The Insomniac’s Best Bet For Sleep!
Sleep is a fundamental aspect of our daily lives, and a key factor in our overall health. A good night’s sleep can be crucial to our successes in our fitness and health goals, our careers, our family, romantic and social lives, and so much more. And consequently, a night without a good sleep can derail everything.
As a habitual insomniac, I know firsthand how crucial good sleep can be, and throughout the years, I have learned the best tips to ensure a night of superior rest that will leave you refreshed and ready to take on the day:
Tips for better Sleep:
Use an eye pillow: The best way to ensure your body can register it is time to sleep is to create absolute darkness. Blackout curtains and unplugging anything that might glow is a start point, but it will not prevent the invasion of the early morning sun which may remind you another sleepless night has come to its conclusion. An eye pillow, however, keeps everything dark for the whole night! Not only does this make it easier to slip into sleep, it will help keep you there.
Toss the clock: To have glowing numbers glaring at you telling you just how much sleep you have missed out on is not about to help you sleep any better. In fact, the constant awareness of the time will further prevent falling asleep. If you absolutely must have the time, then it is better to wear a wristwatch with a light. It will not be staring you in the face, and you will not have to actively rise and look for it.

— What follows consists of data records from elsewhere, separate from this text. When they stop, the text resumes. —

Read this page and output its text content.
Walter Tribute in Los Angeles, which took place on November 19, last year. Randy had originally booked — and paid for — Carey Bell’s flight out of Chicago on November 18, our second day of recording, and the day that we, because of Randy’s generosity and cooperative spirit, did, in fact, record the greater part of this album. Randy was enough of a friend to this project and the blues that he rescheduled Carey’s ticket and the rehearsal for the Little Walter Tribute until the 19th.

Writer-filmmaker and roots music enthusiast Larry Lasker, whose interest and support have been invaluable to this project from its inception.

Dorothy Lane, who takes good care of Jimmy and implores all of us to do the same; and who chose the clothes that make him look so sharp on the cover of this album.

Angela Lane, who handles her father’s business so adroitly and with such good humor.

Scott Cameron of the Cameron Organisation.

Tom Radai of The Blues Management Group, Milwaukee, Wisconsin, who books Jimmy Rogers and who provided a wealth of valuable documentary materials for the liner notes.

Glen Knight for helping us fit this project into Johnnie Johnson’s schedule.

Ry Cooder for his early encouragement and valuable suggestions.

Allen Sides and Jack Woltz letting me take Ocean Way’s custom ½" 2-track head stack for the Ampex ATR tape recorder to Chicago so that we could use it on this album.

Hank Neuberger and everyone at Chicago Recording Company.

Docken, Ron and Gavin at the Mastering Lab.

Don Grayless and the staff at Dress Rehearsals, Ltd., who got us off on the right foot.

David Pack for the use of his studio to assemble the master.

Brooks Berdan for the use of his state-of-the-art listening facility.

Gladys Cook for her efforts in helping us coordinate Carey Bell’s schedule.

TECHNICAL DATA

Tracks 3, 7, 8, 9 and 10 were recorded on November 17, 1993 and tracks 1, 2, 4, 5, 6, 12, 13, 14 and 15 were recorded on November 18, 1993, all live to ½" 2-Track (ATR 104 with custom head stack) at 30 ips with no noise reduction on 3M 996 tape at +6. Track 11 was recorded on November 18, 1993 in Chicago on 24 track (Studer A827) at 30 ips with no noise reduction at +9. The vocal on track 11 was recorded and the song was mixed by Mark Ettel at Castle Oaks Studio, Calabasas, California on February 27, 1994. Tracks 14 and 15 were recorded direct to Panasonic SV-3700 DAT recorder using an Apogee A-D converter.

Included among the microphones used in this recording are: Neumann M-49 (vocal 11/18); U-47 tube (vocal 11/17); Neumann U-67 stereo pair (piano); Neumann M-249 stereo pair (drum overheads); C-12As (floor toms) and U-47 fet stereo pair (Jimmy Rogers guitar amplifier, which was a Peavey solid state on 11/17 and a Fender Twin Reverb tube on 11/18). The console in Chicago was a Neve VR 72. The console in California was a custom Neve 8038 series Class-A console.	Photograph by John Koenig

Give up the Caffeine: This is something that most people should be kicking, especially soda. But coffee can be just as agitating to the insomniac as anything else. Caffeine addiction not only keeps you from the sleep you need, but will inhibit the production of the alertness chemicals of the brain. This sluggish production then leads to lethargy, which requires more coffee. It is a vicious cycle, one that insomniacs in particular need to avoid, but if you are having even the slightest bit of trouble sleeping, consider passing on the latte. This is hugely important if you drink energy drinks; the amount of stimulating chemicals in an energy drink can do extremely detrimental things to your sleep patterns. Set your body right – skip excess caffeine and reap the benefits.
Set the Stage: The mind is a powerful tool. Therefore, if you have trouble sleeping, your bed needs to become a place of sleep. To read or watch TV in bed prevents you from entering sleep mentality when you get there, so to form the proper mental constructs, do these things elsewhere!
White Noise: Though sound machines with ocean or frog noises have become a cliché, white noise can be extremely helpful in aiding sleep. By existing in a space with a constant calming sound, you are less susceptible to the alertness arbitrary sound might cause. I know this is a huge problem for me as a light sleeper – anything can wake me up! Having any sort of constant white noise in the background makes that less likely.
Make Routine: Go to bed, and wake up at the same time every night despite how tired, or lack thereof you may be. Setting a schedule helps regulate your body and how it reacts at different points of the day, and will eventually lead to easier sleep. Regardless of what time I actually did (or did not) fall asleep, I get out of bed the same time every morning, as well as go to bed at the same time as often as possible. In doing this, my body is more likely to respond to the idea of sleep.
Exercise!!! A healthy body leads to a healthy mind, and a healthy sleep schedule! Rigorous, consistent exercise helps to promote the production of serotonin and adrenaline, chemicals that simultaneously help us feel more alert during the daytime, and promote a natural, restful sleep in the evening. Our bodies are designed to be used, and to be active, therefore by providing the exertion and engagement of our muscle groups that nature intended, our body will reward us with better sleep.
***Note: I have been an insomniac for 17 years – in that time I have tried everything to combat this condition. Herbal remedies, perscription and non perscription medication, physical and mental therapies, everything. Please do not insult my intelligence by assuming I haven’t heard of an obvious solution. Thank you!